The school board must approve the financing prior to closing.  The closing documents must be accompanied by an attorney's attestation that the financing complies with applicable state laws and the state constitution, that the school district is empowered to execute the financing and closing documents, and the financing and closing documents are enforceable by their terms.


This authority is supplemental to existing school district authority, and any previous actions consistent with this authority are ratified and confirmed.  Existing statutes authorizing the rental, lease, or use of district property do not preclude school board directors from leasing, transferring, or encumbering real property to participate in such federal tax credit programs, provided fee simple title is retained by the school district.

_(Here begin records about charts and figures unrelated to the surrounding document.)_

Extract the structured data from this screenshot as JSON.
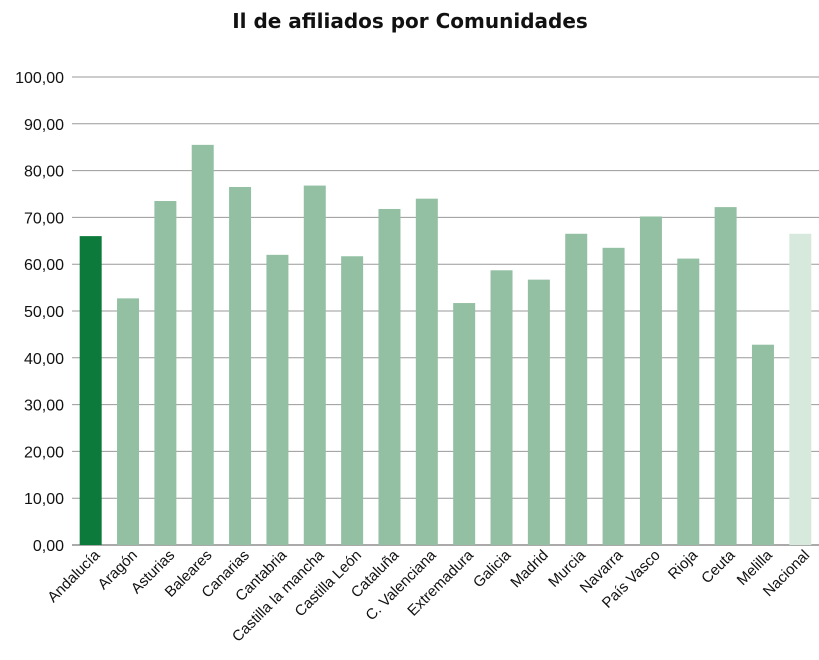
{
  "chart_data": {
    "type": "bar",
    "title": "Il de afiliados por Comunidades",
    "xlabel": "",
    "ylabel": "",
    "ylim": [
      0,
      100
    ],
    "yticks": [
      "0,00",
      "10,00",
      "20,00",
      "30,00",
      "40,00",
      "50,00",
      "60,00",
      "70,00",
      "80,00",
      "90,00",
      "100,00"
    ],
    "grid": true,
    "legend": "none",
    "categories": [
      "Andalucía",
      "Aragón",
      "Asturias",
      "Baleares",
      "Canarias",
      "Cantabria",
      "Castilla la mancha",
      "Castilla León",
      "Cataluña",
      "C. Valenciana",
      "Extremadura",
      "Galicia",
      "Madrid",
      "Murcia",
      "Navarra",
      "País Vasco",
      "Rioja",
      "Ceuta",
      "Melilla",
      "Nacional"
    ],
    "values": [
      66.0,
      52.7,
      73.5,
      85.5,
      76.5,
      62.0,
      76.8,
      61.7,
      71.8,
      74.0,
      51.7,
      58.7,
      56.7,
      66.5,
      63.5,
      70.2,
      61.2,
      72.2,
      42.8,
      66.5
    ],
    "colors": {
      "highlight": "#0b7a3b",
      "default": "#93c0a3",
      "national": "#d7e8dc"
    },
    "bar_color_keys": [
      "highlight",
      "default",
      "default",
      "default",
      "default",
      "default",
      "default",
      "default",
      "default",
      "default",
      "default",
      "default",
      "default",
      "default",
      "default",
      "default",
      "default",
      "default",
      "default",
      "national"
    ]
  }
}
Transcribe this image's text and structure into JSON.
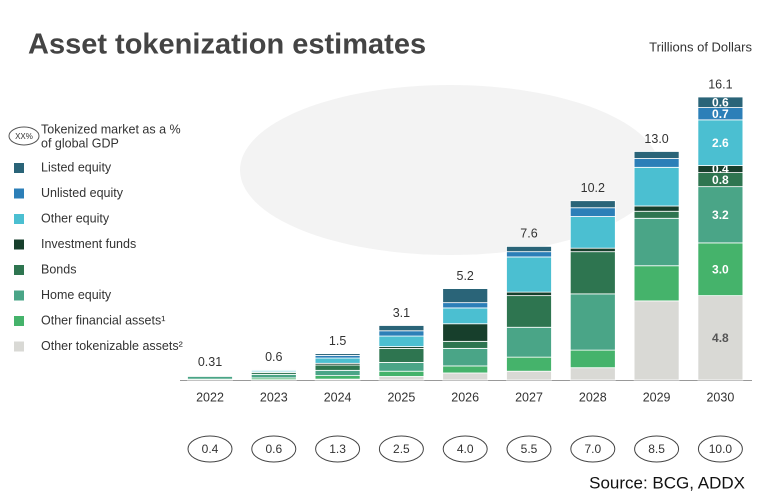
{
  "chart_data": {
    "type": "stacked_bar",
    "title": "Asset tokenization estimates",
    "unit_label": "Trillions of Dollars",
    "source": "Source: BCG, ADDX",
    "gdp_legend_symbol": "XX%",
    "gdp_legend_text": [
      "Tokenized market as a %",
      "of global GDP"
    ],
    "categories": [
      "2022",
      "2023",
      "2024",
      "2025",
      "2026",
      "2027",
      "2028",
      "2029",
      "2030"
    ],
    "totals": [
      0.31,
      0.6,
      1.5,
      3.1,
      5.2,
      7.6,
      10.2,
      13.0,
      16.1
    ],
    "total_labels": [
      "0.31",
      "0.6",
      "1.5",
      "3.1",
      "5.2",
      "7.6",
      "10.2",
      "13.0",
      "16.1"
    ],
    "gdp_pct_labels": [
      "0.4",
      "0.6",
      "1.3",
      "2.5",
      "4.0",
      "5.5",
      "7.0",
      "8.5",
      "10.0"
    ],
    "series": [
      {
        "name": "Listed equity",
        "color": "#2a6478",
        "values": [
          0.01,
          0.02,
          0.1,
          0.3,
          0.8,
          0.3,
          0.4,
          0.4,
          0.6
        ],
        "value_labels": [
          null,
          null,
          null,
          null,
          null,
          null,
          null,
          null,
          "0.6"
        ]
      },
      {
        "name": "Unlisted equity",
        "color": "#2c7fb8",
        "values": [
          0.01,
          0.03,
          0.15,
          0.3,
          0.3,
          0.3,
          0.5,
          0.5,
          0.7
        ],
        "value_labels": [
          null,
          null,
          null,
          null,
          null,
          null,
          null,
          null,
          "0.7"
        ]
      },
      {
        "name": "Other equity",
        "color": "#4bbfd1",
        "values": [
          0.02,
          0.08,
          0.3,
          0.6,
          0.9,
          2.0,
          1.8,
          2.2,
          2.6
        ],
        "value_labels": [
          null,
          null,
          null,
          null,
          null,
          null,
          null,
          null,
          "2.6"
        ]
      },
      {
        "name": "Investment funds",
        "color": "#173f2c",
        "values": [
          0.02,
          0.05,
          0.1,
          0.1,
          1.0,
          0.2,
          0.2,
          0.3,
          0.4
        ],
        "value_labels": [
          null,
          null,
          null,
          null,
          null,
          null,
          null,
          null,
          "0.4"
        ]
      },
      {
        "name": "Bonds",
        "color": "#2e7550",
        "values": [
          0.05,
          0.1,
          0.3,
          0.8,
          0.4,
          1.8,
          2.4,
          0.4,
          0.8
        ],
        "value_labels": [
          null,
          null,
          null,
          null,
          null,
          null,
          null,
          null,
          "0.8"
        ]
      },
      {
        "name": "Home equity",
        "color": "#4aa587",
        "values": [
          0.15,
          0.2,
          0.3,
          0.5,
          1.0,
          1.7,
          3.2,
          2.7,
          3.2
        ],
        "value_labels": [
          null,
          null,
          null,
          null,
          null,
          null,
          null,
          null,
          "3.2"
        ]
      },
      {
        "name": "Other financial assets¹",
        "color": "#45b36b",
        "values": [
          0.05,
          0.1,
          0.2,
          0.3,
          0.4,
          0.8,
          1.0,
          2.0,
          3.0
        ],
        "value_labels": [
          null,
          null,
          null,
          null,
          null,
          null,
          null,
          null,
          "3.0"
        ]
      },
      {
        "name": "Other tokenizable assets²",
        "color": "#d9d9d5",
        "values": [
          0.0,
          0.02,
          0.05,
          0.2,
          0.4,
          0.5,
          0.7,
          4.5,
          4.8
        ],
        "value_labels": [
          null,
          null,
          null,
          null,
          null,
          null,
          null,
          null,
          "4.8"
        ]
      }
    ]
  }
}
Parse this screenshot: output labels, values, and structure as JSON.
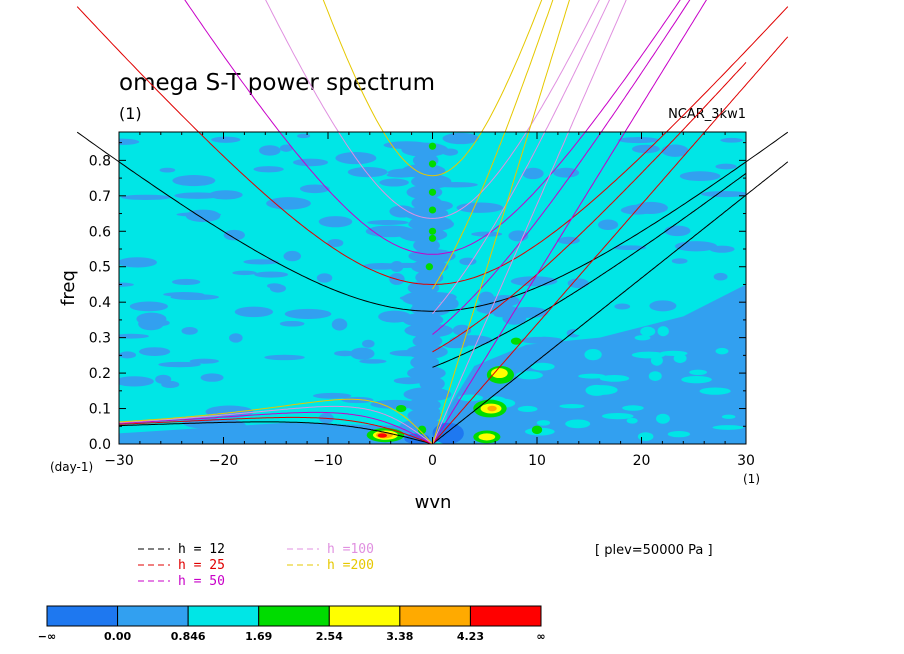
{
  "chart_data": {
    "type": "heatmap",
    "title": "omega S-T power spectrum",
    "subtitle": "(1)",
    "dataset_label": "NCAR_3kw1",
    "xlabel": "wvn",
    "ylabel": "freq",
    "x_unit_label": "(1)",
    "y_unit_label": "(day-1)",
    "xlim": [
      -30,
      30
    ],
    "ylim": [
      0,
      0.88
    ],
    "x_ticks": [
      -30,
      -20,
      -10,
      0,
      10,
      20,
      30
    ],
    "x_tick_labels": [
      "−30",
      "−20",
      "−10",
      "0",
      "10",
      "20",
      "30"
    ],
    "y_ticks": [
      0,
      0.1,
      0.2,
      0.3,
      0.4,
      0.5,
      0.6,
      0.7,
      0.8
    ],
    "y_tick_labels": [
      "0.0",
      "0.1",
      "0.2",
      "0.3",
      "0.4",
      "0.5",
      "0.6",
      "0.7",
      "0.8"
    ],
    "annotation": "[ plev=50000 Pa ]",
    "dispersion_legend": [
      {
        "label": "h = 12",
        "color": "#000000"
      },
      {
        "label": "h = 25",
        "color": "#e00000"
      },
      {
        "label": "h = 50",
        "color": "#c800c8"
      },
      {
        "label": "h =100",
        "color": "#e090e0"
      },
      {
        "label": "h =200",
        "color": "#e6c800"
      }
    ],
    "dispersion_curves": [
      {
        "h": 12,
        "color": "#000000"
      },
      {
        "h": 25,
        "color": "#e00000"
      },
      {
        "h": 50,
        "color": "#c800c8"
      },
      {
        "h": 100,
        "color": "#e090e0"
      },
      {
        "h": 200,
        "color": "#e6c800"
      }
    ],
    "colorbar": {
      "labels": [
        "−∞",
        "0.00",
        "0.846",
        "1.69",
        "2.54",
        "3.38",
        "4.23",
        "∞"
      ],
      "colors": [
        "#1e78f0",
        "#32a0f0",
        "#00e6e6",
        "#00dc00",
        "#ffff00",
        "#ffaa00",
        "#ff0000"
      ]
    },
    "field_levels": {
      "background": "#00e6e6",
      "low": "#32a0f0",
      "lowest": "#1e78f0",
      "mid": "#00dc00",
      "high": "#ffff00",
      "higher": "#ffaa00",
      "max": "#ff0000"
    },
    "grid": false,
    "legend_placement": "bottom-left"
  }
}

Current law limiting indebtedness is not applicable to any lease, sublease, lease-purchase, or similar agreement affecting real or personal property owned by a district and directly related to a district's participation in the federal New Markets Tax Credit Program, the federal Rehabilitation Tax Credit Program, or similar federal tax credit programs.  Any computation of indebtedness must exclude the amount of such agreements.

 

The Office of the Superintendent of Public Instruction must amend any existing rules that are incompatible with the bill provisions.

Appropriation: None.
Fiscal Note: Available.
Creates Committee/Commission/Task Force that includes Legislative members: No.
Effective Date: Ninety days after adjournment of session in which bill is passed.
Staff Summary of Public Testimony on Original Bill:

The committee recommended a different version of the bill than what was heard.  PRO:  This idea originally came from Mt. Adams School District in the middle of the Yakima Reservation.  The district is the second largest in Washington by land mass, but is tax poor because the majority of land is federally impacted.  They applied for New Market Tax Credit (NMTC) funding but due to limitations in state statute they had to return it.  School construction is funded through limited state bonds, declining trust revenue, and local bonds that are difficult to pass.  The NMTC is an untapped revenue source for tax poor districts that have exhausted all other options, and it does not involve debt or local taxes.  It is critically important to small, rural, and low income communities, especially communities of color.  This has been used in other states, and should be used in Washington.  The funding helps meet the unique needs of each community, including those communities where wealth has not been equally distributed.  Under this program, the title to the land never transfers.
 
OTHER:  This bill creates a bandaid approach to school construction funding.  Instead, the state needs systemic reform to help communities build safe, modern, and healthy facilities.  The super majority needed to pass bonds should be amended to a simple majority and the School Construction Assistance Program should be fully funded to match the actual cost to districts.  This is an unfamiliar funding method that could result in unforeseen consequences, such as transferring the title of district property to a nonprofit.  School districts would be entering into loans not secured by the state.

Persons Testifying: PRO: Senator Jim Honeyford, Prime Sponsor; Curtis Guaglianone, Mt. Adams School District; Brian Sims, Washington State School Directors Association; Linda Moore; Sara Pietka, Roeder and Company, LLC; Michael Moore, Michael Moore Consulting; Kevin Chase, Educational Service District 105.
OTHER: Tyler Muench, Office of the Superintendent of Public Instruction; Lorrell Noahr, Washington Education Association.
Persons Signed In To Testify But Not Testifying: No one.